Use fixture scoping (session, module, class) to control setup frequency and reduce test suite execution time. Apply conftest.py files to share fixtures across test directories without imports. Mark integration tests with custom markers so they run separately from unit tests in CI.

When to Use It?

Use Cases

Use Python Testing when writing parametrized tests for functions with multiple input variations, when mocking external services for isolated unit testing, when setting up integration tests with database fixtures, or when measuring and improving code coverage.

Related Topics

Pytest plugin ecosystem, unittest.mock library, coverage.py analysis, factory_boy test data generation, and CI test pipeline configuration complement Python testing.

Important Notes

Requirements

Pytest installed as the test runner. unittest.mock from the standard library for mocking. coverage.py for code coverage measurement.

Usage Recommendations

Do: use fixtures for shared setup to eliminate duplication across test functions.

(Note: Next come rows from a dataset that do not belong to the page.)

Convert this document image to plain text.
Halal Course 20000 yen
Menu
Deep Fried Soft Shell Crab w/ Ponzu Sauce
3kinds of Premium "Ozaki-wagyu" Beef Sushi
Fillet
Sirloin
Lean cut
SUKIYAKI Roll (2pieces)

Write parametrized tests when multiple inputs exercise the same logic path. Assert on mock call arguments to verify correct interaction with dependencies.

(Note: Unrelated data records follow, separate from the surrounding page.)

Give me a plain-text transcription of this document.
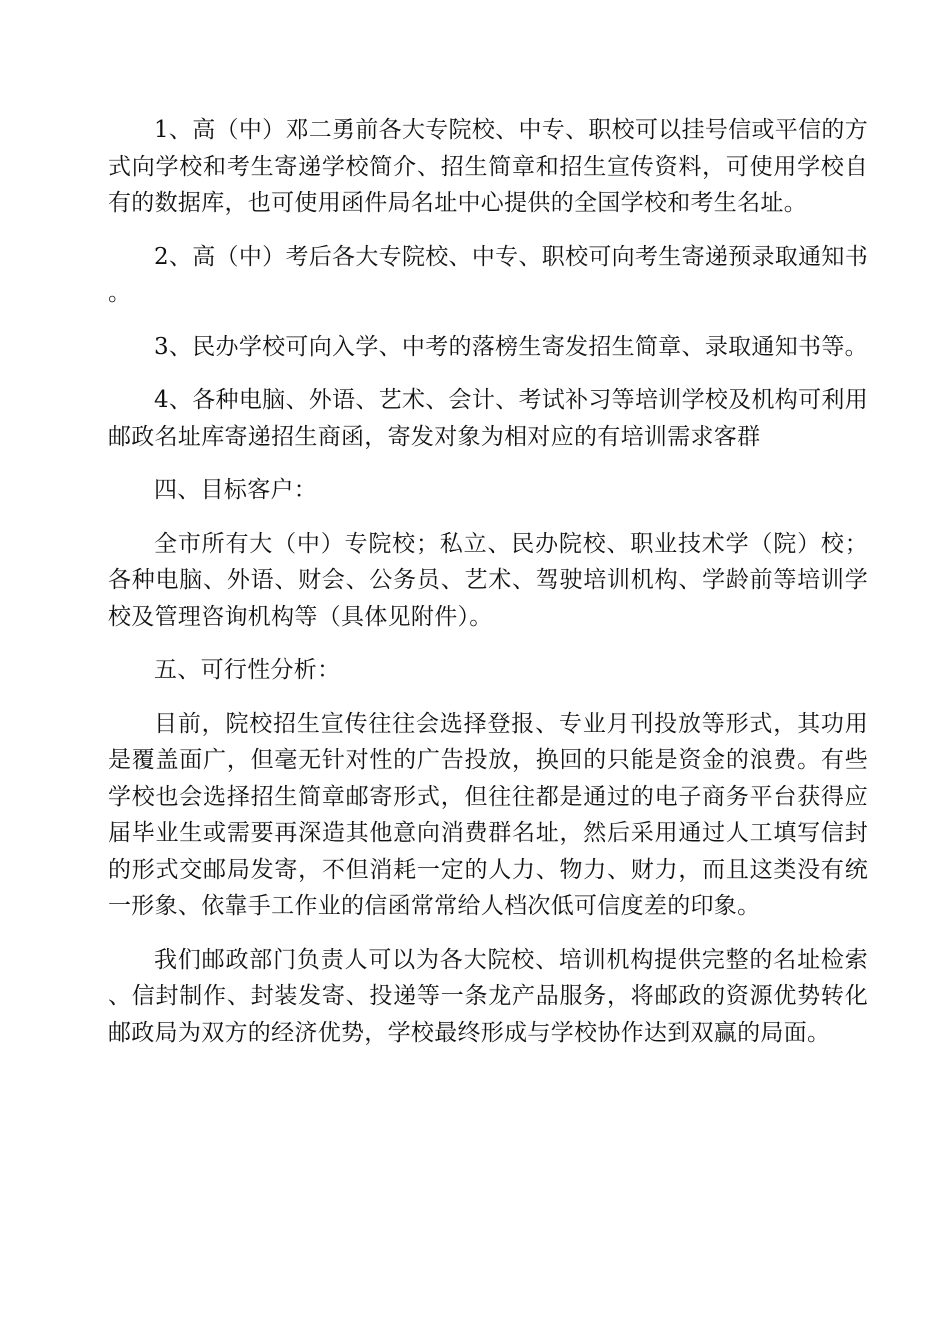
1、高（中）邓二勇前各大专院校、中专、职校可以挂号信或平信的方式向学校和考生寄递学校简介、招生简章和招生宣传资料，可使用学校自有的数据库，也可使用函件局名址中心提供的全国学校和考生名址。

2、高（中）考后各大专院校、中专、职校可向考生寄递预录取通知书。

3、民办学校可向入学、中考的落榜生寄发招生简章、录取通知书等。

4、各种电脑、外语、艺术、会计、考试补习等培训学校及机构可利用邮政名址库寄递招生商函，寄发对象为相对应的有培训需求客群

四、目标客户：

全市所有大（中）专院校；私立、民办院校、职业技术学（院）校；各种电脑、外语、财会、公务员、艺术、驾驶培训机构、学龄前等培训学校及管理咨询机构等（具体见附件）。

五、可行性分析：

目前，院校招生宣传往往会选择登报、专业月刊投放等形式，其功用是覆盖面广，但毫无针对性的广告投放，换回的只能是资金的浪费。有些学校也会选择招生简章邮寄形式，但往往都是通过的电子商务平台获得应届毕业生或需要再深造其他意向消费群名址，然后采用通过人工填写信封的形式交邮局发寄，不但消耗一定的人力、物力、财力，而且这类没有统一形象、依靠手工作业的信函常常给人档次低可信度差的印象。

我们邮政部门负责人可以为各大院校、培训机构提供完整的名址检索、信封制作、封装发寄、投递等一条龙产品服务，将邮政的资源优势转化邮政局为双方的经济优势，学校最终形成与学校协作达到双赢的局面。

Don't: mock everything, which creates tests that pass regardless of actual behavior. Write tests that depend on execution order or shared mutable state. Skip testing error paths, which leaves failure handling unverified.

Limitations

Heavy mocking creates tests tightly coupled to implementation details rather than behavior. Coverage metrics measure line execution but not logical correctness. Fixture dependency chains can become complex and difficult to trace in large test suites.